U.S. officials have shown little appetite to intervene as banks, retailers, casinos, power companies and manufacturers have been targeted by foreign-based hackers. Private-sector companies doing business in the U.S. have few clear options for striking back on their own.

That has led a growing number of companies to push the limits of existing law to consider ways to break into hackers’ networks to retrieve stolen data or even knock computers offline to stop attacks, the cybersecurity professionals said in interviews. Some companies are enlisting cybersecurity firms, many with military or government security ties, to walk them through options for disrupting hacker operations or peering into foreign networks to find out what intellectual property hackers may have stolen.

In one case, the Federal Bureau of Investigation is looking into whether hackers working on behalf of any U.S. financial institutions disabled servers that were being used by Iran to attack the websites of major banks last year, said two people familiar with the investigation. JPMorgan Chase & Co. (JPM) advocated such a move in a closed meeting in February 2013, these people said. A bank spokeswoman said no action was ever taken. Federal investigators are still trying to determine who was responsible, the people said.

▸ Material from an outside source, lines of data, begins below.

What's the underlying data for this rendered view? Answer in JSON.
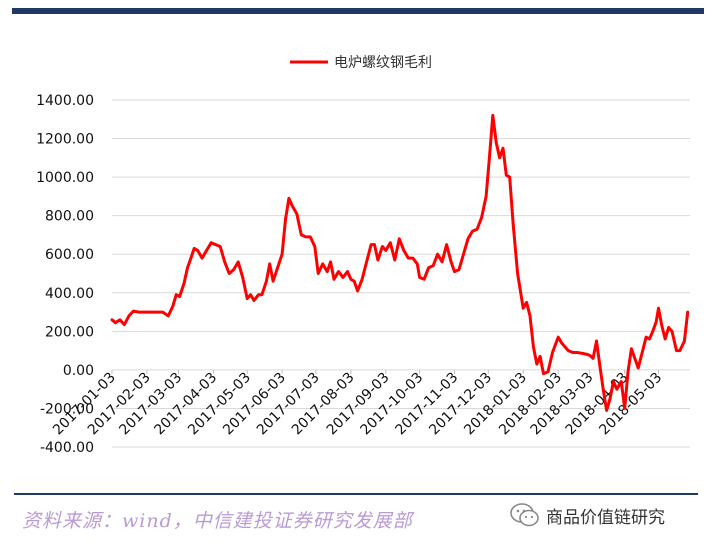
{
  "chart_data": {
    "type": "line",
    "title": "",
    "xlabel": "",
    "ylabel": "",
    "legend": {
      "position": "top-center"
    },
    "ylim": [
      -400,
      1400
    ],
    "grid": true,
    "y_ticks": [
      "1400.00",
      "1200.00",
      "1000.00",
      "800.00",
      "600.00",
      "400.00",
      "200.00",
      "0.00",
      "-200.00",
      "-400.00"
    ],
    "x_ticks": [
      "2017-01-03",
      "2017-02-03",
      "2017-03-03",
      "2017-04-03",
      "2017-05-03",
      "2017-06-03",
      "2017-07-03",
      "2017-08-03",
      "2017-09-03",
      "2017-10-03",
      "2017-11-03",
      "2017-12-03",
      "2018-01-03",
      "2018-02-03",
      "2018-03-03",
      "2018-04-03",
      "2018-05-03"
    ],
    "series": [
      {
        "name": "电炉螺纹钢毛利",
        "color": "#ff0000",
        "points": [
          [
            "2017-01-03",
            260
          ],
          [
            "2017-01-06",
            245
          ],
          [
            "2017-01-10",
            260
          ],
          [
            "2017-01-14",
            235
          ],
          [
            "2017-01-18",
            280
          ],
          [
            "2017-01-22",
            305
          ],
          [
            "2017-01-27",
            300
          ],
          [
            "2017-02-03",
            300
          ],
          [
            "2017-02-10",
            300
          ],
          [
            "2017-02-17",
            300
          ],
          [
            "2017-02-22",
            280
          ],
          [
            "2017-02-26",
            330
          ],
          [
            "2017-03-01",
            390
          ],
          [
            "2017-03-04",
            380
          ],
          [
            "2017-03-08",
            450
          ],
          [
            "2017-03-11",
            530
          ],
          [
            "2017-03-14",
            580
          ],
          [
            "2017-03-17",
            630
          ],
          [
            "2017-03-20",
            620
          ],
          [
            "2017-03-24",
            580
          ],
          [
            "2017-03-28",
            620
          ],
          [
            "2017-04-01",
            660
          ],
          [
            "2017-04-05",
            650
          ],
          [
            "2017-04-09",
            640
          ],
          [
            "2017-04-13",
            560
          ],
          [
            "2017-04-17",
            500
          ],
          [
            "2017-04-21",
            520
          ],
          [
            "2017-04-25",
            560
          ],
          [
            "2017-04-29",
            480
          ],
          [
            "2017-05-03",
            370
          ],
          [
            "2017-05-06",
            390
          ],
          [
            "2017-05-09",
            360
          ],
          [
            "2017-05-13",
            390
          ],
          [
            "2017-05-16",
            390
          ],
          [
            "2017-05-20",
            460
          ],
          [
            "2017-05-23",
            550
          ],
          [
            "2017-05-26",
            460
          ],
          [
            "2017-05-30",
            530
          ],
          [
            "2017-06-03",
            600
          ],
          [
            "2017-06-06",
            780
          ],
          [
            "2017-06-09",
            890
          ],
          [
            "2017-06-12",
            850
          ],
          [
            "2017-06-16",
            810
          ],
          [
            "2017-06-20",
            700
          ],
          [
            "2017-06-24",
            690
          ],
          [
            "2017-06-28",
            690
          ],
          [
            "2017-07-02",
            640
          ],
          [
            "2017-07-05",
            500
          ],
          [
            "2017-07-09",
            550
          ],
          [
            "2017-07-13",
            510
          ],
          [
            "2017-07-16",
            560
          ],
          [
            "2017-07-19",
            470
          ],
          [
            "2017-07-23",
            510
          ],
          [
            "2017-07-27",
            480
          ],
          [
            "2017-07-31",
            510
          ],
          [
            "2017-08-03",
            470
          ],
          [
            "2017-08-06",
            460
          ],
          [
            "2017-08-09",
            410
          ],
          [
            "2017-08-13",
            470
          ],
          [
            "2017-08-17",
            560
          ],
          [
            "2017-08-21",
            650
          ],
          [
            "2017-08-24",
            650
          ],
          [
            "2017-08-27",
            570
          ],
          [
            "2017-08-31",
            640
          ],
          [
            "2017-09-03",
            620
          ],
          [
            "2017-09-07",
            660
          ],
          [
            "2017-09-11",
            570
          ],
          [
            "2017-09-15",
            680
          ],
          [
            "2017-09-19",
            620
          ],
          [
            "2017-09-23",
            580
          ],
          [
            "2017-09-27",
            580
          ],
          [
            "2017-10-01",
            550
          ],
          [
            "2017-10-03",
            480
          ],
          [
            "2017-10-07",
            470
          ],
          [
            "2017-10-11",
            530
          ],
          [
            "2017-10-15",
            540
          ],
          [
            "2017-10-19",
            600
          ],
          [
            "2017-10-23",
            560
          ],
          [
            "2017-10-27",
            650
          ],
          [
            "2017-10-31",
            560
          ],
          [
            "2017-11-03",
            510
          ],
          [
            "2017-11-07",
            520
          ],
          [
            "2017-11-11",
            600
          ],
          [
            "2017-11-15",
            680
          ],
          [
            "2017-11-19",
            720
          ],
          [
            "2017-11-23",
            730
          ],
          [
            "2017-11-27",
            790
          ],
          [
            "2017-12-01",
            900
          ],
          [
            "2017-12-04",
            1100
          ],
          [
            "2017-12-07",
            1320
          ],
          [
            "2017-12-10",
            1180
          ],
          [
            "2017-12-13",
            1100
          ],
          [
            "2017-12-16",
            1150
          ],
          [
            "2017-12-19",
            1010
          ],
          [
            "2017-12-22",
            1000
          ],
          [
            "2017-12-25",
            760
          ],
          [
            "2017-12-29",
            500
          ],
          [
            "2018-01-03",
            320
          ],
          [
            "2018-01-06",
            350
          ],
          [
            "2018-01-09",
            280
          ],
          [
            "2018-01-12",
            120
          ],
          [
            "2018-01-15",
            30
          ],
          [
            "2018-01-18",
            70
          ],
          [
            "2018-01-21",
            -20
          ],
          [
            "2018-01-25",
            -10
          ],
          [
            "2018-01-29",
            90
          ],
          [
            "2018-02-03",
            170
          ],
          [
            "2018-02-06",
            140
          ],
          [
            "2018-02-09",
            120
          ],
          [
            "2018-02-12",
            100
          ],
          [
            "2018-02-16",
            90
          ],
          [
            "2018-02-20",
            90
          ],
          [
            "2018-02-25",
            85
          ],
          [
            "2018-03-01",
            80
          ],
          [
            "2018-03-03",
            75
          ],
          [
            "2018-03-06",
            60
          ],
          [
            "2018-03-09",
            150
          ],
          [
            "2018-03-12",
            20
          ],
          [
            "2018-03-15",
            -100
          ],
          [
            "2018-03-18",
            -210
          ],
          [
            "2018-03-21",
            -150
          ],
          [
            "2018-03-24",
            -60
          ],
          [
            "2018-03-27",
            -100
          ],
          [
            "2018-03-31",
            -60
          ],
          [
            "2018-04-03",
            -200
          ],
          [
            "2018-04-06",
            -10
          ],
          [
            "2018-04-09",
            110
          ],
          [
            "2018-04-12",
            60
          ],
          [
            "2018-04-15",
            10
          ],
          [
            "2018-04-19",
            100
          ],
          [
            "2018-04-22",
            170
          ],
          [
            "2018-04-25",
            160
          ],
          [
            "2018-04-28",
            200
          ],
          [
            "2018-05-01",
            250
          ],
          [
            "2018-05-03",
            320
          ],
          [
            "2018-05-06",
            230
          ],
          [
            "2018-05-09",
            160
          ],
          [
            "2018-05-12",
            220
          ],
          [
            "2018-05-15",
            200
          ],
          [
            "2018-05-19",
            100
          ],
          [
            "2018-05-22",
            100
          ],
          [
            "2018-05-26",
            150
          ],
          [
            "2018-05-29",
            300
          ]
        ]
      }
    ]
  },
  "footer": {
    "source_text": "资料来源：wind，中信建投证券研究发展部",
    "watermark_text": "商品价值链研究",
    "watermark_icon": "wechat-icon"
  }
}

As far as the authorities are concerned, only the collective state may legitimately mete out justice —  then only upon the guilty individual. This is the exact reverse of an individual or individual company engaged in retaliation against a collective target.  Unfortunately hacking by its very nature is designed to obfuscate the precise source of the attack. You can sometimes identify only the Usual Suspects.  And you cannot retaliate against the Usual Suspects.  You can only punish convicted individuals.